The Inn started its life as a wine bar over the wine vaults of 10 and 12 Fore Street. The original entrance was from the Town Quay although by the late 1890's the entry to the Private and Saloon Bars via the now existing passage.
Around 1948 the whole premises were leased to the Courage Brewery and it still retained the sawdust flooring of old.
Since 1994 it is in private hands.
This large house with stunning views over the Fowey valley close to the Whitehouse passenger ferry slip was the home of Sir Arthur Quiller-Couch or "Q" a Cambridge professor, mayor of Fowey, editor of the Oxford Book of English Verse and author of many novels on the life and times of Fowey.
Situated on the north side of Fore Street, it is one of the oldest buildings in Fowey having been there long before the fire of 1457. Originally the home and warehouse of a wealthy merchant, today it is a Dentist Surgery and adjoining shop.
The date when the house was built is unknown, it became the family house of the Treffry family in 1280 on the occasion of the marriage of Thomas Treffry to Elizabeth Boniface who was living at the Place at the time. When the French attacked the town in 1456, Elizabeth, wife of Thomas Treffry the Second, with her men repelled the French by pouring molten lead from the roof onto the attackers. It was fortified by Thomas like a castle in around 1458. Today the Place is still a family residence and the mansion is not open to the public.
Situated right next to the Town Quay it is the probable site of an Elizabethan poor house named after Frederick the Great, King of Prussia, who's victories in the Seven Years War had made him a hero in Britain. Originally it was the Old Compting House or Municipal Hall built over the columns of the old market, which is still remain to this day, but it was pulled down in 1886 and the Inn rebuilt on similar lines.
Dedicated to St. Finbar who passed through Fowey early in the 6th century on his way from Ireland to Rome. His Church was replaced by a Norman one, of which only the fine front remains. Rebuilt in 1336, partially destroyed in 1457 in an attack by the French when the town was burnt, it was again rebuilt by the Earl of Warwick.

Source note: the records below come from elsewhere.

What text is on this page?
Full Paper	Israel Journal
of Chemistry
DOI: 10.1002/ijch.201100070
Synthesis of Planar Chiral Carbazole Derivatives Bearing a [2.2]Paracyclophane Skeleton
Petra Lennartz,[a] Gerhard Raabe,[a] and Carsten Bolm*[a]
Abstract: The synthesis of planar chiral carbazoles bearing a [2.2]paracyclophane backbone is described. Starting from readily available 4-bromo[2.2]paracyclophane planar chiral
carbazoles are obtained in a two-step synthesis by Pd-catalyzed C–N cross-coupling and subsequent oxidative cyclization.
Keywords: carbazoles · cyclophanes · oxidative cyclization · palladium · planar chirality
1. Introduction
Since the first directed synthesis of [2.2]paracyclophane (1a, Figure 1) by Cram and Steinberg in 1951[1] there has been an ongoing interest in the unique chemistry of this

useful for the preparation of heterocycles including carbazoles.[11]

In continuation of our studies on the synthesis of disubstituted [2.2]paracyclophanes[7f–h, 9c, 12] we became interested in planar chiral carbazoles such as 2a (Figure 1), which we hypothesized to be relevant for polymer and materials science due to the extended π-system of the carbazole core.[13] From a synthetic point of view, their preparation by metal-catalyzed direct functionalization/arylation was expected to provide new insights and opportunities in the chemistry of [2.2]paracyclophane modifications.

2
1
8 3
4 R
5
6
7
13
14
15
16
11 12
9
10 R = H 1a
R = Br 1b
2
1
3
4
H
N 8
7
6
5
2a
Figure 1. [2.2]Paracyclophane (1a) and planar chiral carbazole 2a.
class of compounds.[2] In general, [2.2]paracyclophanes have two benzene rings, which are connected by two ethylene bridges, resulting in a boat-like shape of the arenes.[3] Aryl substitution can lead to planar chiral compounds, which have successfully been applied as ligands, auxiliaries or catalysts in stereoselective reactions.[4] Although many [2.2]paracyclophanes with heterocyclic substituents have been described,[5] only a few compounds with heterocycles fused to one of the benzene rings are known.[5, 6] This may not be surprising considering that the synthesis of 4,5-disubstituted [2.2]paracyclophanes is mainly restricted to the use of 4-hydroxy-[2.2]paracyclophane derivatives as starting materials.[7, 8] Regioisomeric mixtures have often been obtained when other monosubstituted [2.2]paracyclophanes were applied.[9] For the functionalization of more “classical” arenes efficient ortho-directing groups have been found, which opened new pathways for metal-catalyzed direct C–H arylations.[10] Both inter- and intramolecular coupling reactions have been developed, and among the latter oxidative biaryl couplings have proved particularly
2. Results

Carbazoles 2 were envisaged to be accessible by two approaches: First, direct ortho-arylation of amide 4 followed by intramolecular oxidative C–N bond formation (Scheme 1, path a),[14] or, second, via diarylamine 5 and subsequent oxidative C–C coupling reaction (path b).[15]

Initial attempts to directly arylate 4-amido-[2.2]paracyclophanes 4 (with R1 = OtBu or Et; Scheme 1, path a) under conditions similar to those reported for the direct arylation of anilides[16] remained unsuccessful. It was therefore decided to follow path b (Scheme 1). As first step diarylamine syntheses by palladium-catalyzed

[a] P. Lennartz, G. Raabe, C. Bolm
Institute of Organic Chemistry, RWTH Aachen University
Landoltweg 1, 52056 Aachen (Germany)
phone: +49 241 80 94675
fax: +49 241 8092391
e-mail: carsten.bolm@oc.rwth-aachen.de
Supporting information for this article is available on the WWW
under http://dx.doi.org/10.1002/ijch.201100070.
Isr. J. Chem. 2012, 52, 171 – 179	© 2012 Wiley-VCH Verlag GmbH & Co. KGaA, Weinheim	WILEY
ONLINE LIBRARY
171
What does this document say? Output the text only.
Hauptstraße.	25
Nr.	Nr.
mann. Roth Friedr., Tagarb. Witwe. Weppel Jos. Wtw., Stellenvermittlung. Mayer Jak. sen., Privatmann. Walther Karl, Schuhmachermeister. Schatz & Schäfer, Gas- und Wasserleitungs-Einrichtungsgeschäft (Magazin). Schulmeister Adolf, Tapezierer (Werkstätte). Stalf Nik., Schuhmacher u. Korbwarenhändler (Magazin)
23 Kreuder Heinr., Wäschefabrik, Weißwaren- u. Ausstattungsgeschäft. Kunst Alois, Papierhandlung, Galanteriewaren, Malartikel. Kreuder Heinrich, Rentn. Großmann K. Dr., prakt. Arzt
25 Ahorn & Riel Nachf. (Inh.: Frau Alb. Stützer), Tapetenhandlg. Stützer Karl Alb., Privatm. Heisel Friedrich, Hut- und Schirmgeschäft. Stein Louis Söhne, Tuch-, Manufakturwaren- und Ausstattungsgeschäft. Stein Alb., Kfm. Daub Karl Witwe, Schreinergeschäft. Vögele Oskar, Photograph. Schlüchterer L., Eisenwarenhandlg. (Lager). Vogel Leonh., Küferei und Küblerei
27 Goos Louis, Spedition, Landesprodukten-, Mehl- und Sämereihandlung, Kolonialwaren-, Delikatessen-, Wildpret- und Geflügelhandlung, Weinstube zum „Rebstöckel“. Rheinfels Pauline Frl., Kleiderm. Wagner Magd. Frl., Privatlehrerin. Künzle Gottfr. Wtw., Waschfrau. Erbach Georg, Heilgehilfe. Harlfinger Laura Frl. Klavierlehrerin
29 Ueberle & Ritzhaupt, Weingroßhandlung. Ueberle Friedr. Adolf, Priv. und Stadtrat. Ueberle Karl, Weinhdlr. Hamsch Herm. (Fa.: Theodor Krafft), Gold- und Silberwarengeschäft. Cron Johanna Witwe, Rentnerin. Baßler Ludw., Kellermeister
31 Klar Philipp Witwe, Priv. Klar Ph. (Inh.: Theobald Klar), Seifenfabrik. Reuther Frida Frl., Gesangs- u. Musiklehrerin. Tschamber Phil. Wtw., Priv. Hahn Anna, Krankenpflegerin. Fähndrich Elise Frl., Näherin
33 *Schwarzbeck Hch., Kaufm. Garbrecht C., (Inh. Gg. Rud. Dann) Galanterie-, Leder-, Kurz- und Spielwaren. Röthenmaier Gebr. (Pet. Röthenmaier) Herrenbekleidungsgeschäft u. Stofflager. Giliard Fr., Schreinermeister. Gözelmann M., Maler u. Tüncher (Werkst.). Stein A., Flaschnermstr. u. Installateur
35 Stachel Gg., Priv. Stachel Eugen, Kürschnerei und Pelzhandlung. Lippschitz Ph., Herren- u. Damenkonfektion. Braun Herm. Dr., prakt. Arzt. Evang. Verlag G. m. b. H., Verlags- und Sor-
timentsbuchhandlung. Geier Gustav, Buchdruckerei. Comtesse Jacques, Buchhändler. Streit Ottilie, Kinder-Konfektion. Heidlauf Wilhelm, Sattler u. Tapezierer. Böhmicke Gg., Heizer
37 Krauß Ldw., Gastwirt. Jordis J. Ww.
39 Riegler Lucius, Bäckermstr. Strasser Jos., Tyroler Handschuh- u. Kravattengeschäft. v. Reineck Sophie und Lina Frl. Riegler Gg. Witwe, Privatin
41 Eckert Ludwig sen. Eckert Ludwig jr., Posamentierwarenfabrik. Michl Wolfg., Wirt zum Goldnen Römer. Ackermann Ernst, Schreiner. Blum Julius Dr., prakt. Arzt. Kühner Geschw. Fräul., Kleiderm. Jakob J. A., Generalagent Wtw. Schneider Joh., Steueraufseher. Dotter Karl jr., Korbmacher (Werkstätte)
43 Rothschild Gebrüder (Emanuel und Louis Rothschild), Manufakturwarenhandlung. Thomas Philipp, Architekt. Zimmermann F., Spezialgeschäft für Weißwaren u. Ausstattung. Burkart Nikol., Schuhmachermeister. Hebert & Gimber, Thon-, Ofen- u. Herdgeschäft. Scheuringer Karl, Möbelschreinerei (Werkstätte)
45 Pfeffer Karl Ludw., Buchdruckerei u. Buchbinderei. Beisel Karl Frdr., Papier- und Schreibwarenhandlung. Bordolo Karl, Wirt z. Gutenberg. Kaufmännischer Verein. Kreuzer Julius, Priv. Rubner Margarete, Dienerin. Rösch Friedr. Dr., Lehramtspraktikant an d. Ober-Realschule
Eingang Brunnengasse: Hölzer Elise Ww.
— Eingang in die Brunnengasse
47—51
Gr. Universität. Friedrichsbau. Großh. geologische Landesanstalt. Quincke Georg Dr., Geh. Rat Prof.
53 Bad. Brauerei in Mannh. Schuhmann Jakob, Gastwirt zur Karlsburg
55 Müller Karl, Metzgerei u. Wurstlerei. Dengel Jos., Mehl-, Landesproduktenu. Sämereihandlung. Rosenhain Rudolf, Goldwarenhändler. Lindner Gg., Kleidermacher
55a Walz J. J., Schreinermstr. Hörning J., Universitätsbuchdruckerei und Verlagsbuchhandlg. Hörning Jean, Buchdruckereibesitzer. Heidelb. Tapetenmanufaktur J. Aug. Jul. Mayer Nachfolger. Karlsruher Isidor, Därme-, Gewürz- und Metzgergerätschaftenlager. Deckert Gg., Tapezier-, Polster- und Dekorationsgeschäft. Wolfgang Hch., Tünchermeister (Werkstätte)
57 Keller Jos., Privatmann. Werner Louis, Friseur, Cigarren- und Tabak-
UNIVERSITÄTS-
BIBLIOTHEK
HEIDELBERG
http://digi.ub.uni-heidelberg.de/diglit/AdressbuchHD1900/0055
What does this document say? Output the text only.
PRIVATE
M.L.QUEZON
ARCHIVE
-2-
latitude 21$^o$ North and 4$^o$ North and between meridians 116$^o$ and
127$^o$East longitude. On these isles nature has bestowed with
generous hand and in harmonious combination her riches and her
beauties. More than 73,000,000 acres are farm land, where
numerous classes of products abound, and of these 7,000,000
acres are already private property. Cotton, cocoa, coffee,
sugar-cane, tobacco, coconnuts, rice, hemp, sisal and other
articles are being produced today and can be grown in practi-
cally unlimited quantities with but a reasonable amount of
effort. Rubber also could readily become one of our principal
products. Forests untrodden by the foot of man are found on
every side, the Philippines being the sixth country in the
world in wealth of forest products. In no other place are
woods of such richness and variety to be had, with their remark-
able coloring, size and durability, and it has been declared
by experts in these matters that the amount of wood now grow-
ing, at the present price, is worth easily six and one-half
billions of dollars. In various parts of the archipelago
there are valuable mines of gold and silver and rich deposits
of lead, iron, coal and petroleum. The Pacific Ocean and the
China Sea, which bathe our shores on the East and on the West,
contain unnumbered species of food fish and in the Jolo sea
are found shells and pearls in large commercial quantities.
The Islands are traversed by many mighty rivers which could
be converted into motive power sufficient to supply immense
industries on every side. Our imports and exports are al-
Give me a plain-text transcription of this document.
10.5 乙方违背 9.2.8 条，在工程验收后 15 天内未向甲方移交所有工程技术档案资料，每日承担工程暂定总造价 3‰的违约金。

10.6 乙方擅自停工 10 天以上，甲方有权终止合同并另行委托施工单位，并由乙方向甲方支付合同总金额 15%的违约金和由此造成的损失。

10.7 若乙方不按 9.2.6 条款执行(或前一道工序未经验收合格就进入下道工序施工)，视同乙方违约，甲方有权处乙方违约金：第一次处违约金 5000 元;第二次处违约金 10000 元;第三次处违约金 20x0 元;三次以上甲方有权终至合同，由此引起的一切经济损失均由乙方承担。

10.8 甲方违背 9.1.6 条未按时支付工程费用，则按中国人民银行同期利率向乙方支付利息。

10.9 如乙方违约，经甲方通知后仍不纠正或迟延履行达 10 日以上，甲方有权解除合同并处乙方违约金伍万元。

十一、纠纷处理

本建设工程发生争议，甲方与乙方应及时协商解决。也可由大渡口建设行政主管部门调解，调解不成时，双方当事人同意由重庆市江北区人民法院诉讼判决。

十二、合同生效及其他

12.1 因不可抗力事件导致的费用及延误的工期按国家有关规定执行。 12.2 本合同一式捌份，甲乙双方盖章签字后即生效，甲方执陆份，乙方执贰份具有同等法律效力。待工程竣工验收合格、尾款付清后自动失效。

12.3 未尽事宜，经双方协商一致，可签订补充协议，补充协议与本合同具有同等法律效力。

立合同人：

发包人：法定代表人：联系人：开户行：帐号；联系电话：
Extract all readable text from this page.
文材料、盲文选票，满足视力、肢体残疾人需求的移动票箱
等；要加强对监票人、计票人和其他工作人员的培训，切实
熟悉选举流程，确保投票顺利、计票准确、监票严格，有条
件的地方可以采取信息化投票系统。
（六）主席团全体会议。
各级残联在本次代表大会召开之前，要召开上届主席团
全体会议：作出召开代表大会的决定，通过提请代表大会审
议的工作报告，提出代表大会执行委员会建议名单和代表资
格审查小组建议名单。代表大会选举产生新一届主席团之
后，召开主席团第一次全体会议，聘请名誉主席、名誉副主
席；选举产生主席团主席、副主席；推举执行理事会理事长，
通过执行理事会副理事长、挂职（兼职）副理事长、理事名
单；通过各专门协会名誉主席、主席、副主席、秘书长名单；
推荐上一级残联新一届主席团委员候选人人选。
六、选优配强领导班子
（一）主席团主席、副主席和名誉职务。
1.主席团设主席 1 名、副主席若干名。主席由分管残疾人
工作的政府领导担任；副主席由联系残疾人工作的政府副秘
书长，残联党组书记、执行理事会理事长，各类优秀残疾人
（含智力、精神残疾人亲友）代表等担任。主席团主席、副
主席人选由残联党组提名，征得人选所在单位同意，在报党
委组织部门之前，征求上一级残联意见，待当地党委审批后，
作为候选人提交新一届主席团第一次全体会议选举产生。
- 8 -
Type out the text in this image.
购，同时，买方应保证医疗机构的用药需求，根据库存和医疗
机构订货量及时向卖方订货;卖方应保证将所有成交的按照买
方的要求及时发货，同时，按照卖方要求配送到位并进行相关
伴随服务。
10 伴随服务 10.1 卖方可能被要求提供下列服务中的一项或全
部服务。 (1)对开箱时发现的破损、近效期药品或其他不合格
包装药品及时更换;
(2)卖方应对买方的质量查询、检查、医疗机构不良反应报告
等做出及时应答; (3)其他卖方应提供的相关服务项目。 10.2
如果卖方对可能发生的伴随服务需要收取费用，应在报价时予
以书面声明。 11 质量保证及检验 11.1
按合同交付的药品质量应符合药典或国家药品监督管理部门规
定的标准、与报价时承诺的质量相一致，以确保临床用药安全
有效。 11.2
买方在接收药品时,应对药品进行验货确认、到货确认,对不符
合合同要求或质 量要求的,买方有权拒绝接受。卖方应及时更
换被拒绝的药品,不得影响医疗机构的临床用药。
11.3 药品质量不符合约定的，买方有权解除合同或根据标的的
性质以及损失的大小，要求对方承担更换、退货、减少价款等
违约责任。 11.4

The church's inside decoration bring one back to the medieval times. Grave stones that are placed in the church's wall, a beautiful decorated altar and lovely artistic windows give this church a romantic atmosphere.
The aquarium has been on Fowey Town Quay for over 50 years and houses a collection of fish from the local waters around Fowey. One can usually see fish like the sinister conger eel, which is an anglers favourite.
There is also a range of lobsters and crabs as well as a crab touch pool for children.
The museum is open from Easter until the end of September.
Fowey is the toast of yachtsmen and ramblers, but also of historians and archaeologists. Iron Age Man already lived here. The Romans came to visit and used the port and 1380 the Spanish, followed by the French in 1457 tried to burn it to the ground. Drake, Raleigh and Frobisher all sailed from Fowey and the harbour was surveyed by Cook before he became captain.
Although the museum is small it is packed with many interesting collections.
This fine Georgian building is on the site of a medieval rest house for pilgrims on their way to the shrine of St. James of Compostela in Spain. Records show that between 1412 and 1456 licenses were granted to seven Fowey shippers who carried approximately 350 pilgrims.
Built in 1570 by John Rasleigh, a celebrated merchant, it is named after his famous ship "Frances of Fowey". Although greatly altered over the centuries, one room remains much as it was originally with its ornamental ceiling, fine oak panelled walls and carved over the fireplace, the names of John and Ales Rashleigh and the date 1570.
This medieval house, reputedly the oldest building in Fowey was built in 1430 the year before Joan of Arc was burnt at the stake, before the War of the Roses and sixty years before Columbus discovered America.
The old kitchen is enchanting, walls fireplace and beams are very little altered from when they were built and some of the original cobbles remain to view.
The Town Quay is where all the roads meet, harbour cruises start and it offers a small parking area. It used the Town Quay as the central point to orientate myself with all the narrow streets that go and up and down the hill as well as along the Fowey valley.
Recorded as an Inn in 1782, it was probably a former private residence, for upstairs a plaster plaque commemorates a plaster ceiling in 1633. In the 17th century a group of plasterers were very active in the West Country and it would seem that at the time many houses in the area were embellished by their workmanship. The Inn was a meeting place for the Court Leet from 1787 to 1806 which had jurisdiction over harbour and shipping dues.
Surrounding the St. Fimbarrus Church is the old graveyard, which contains grave stones from the early centuries of Fowey as well as a monument to the fallen of the World Wars.
A tranquil setting right in the heart of Fowey.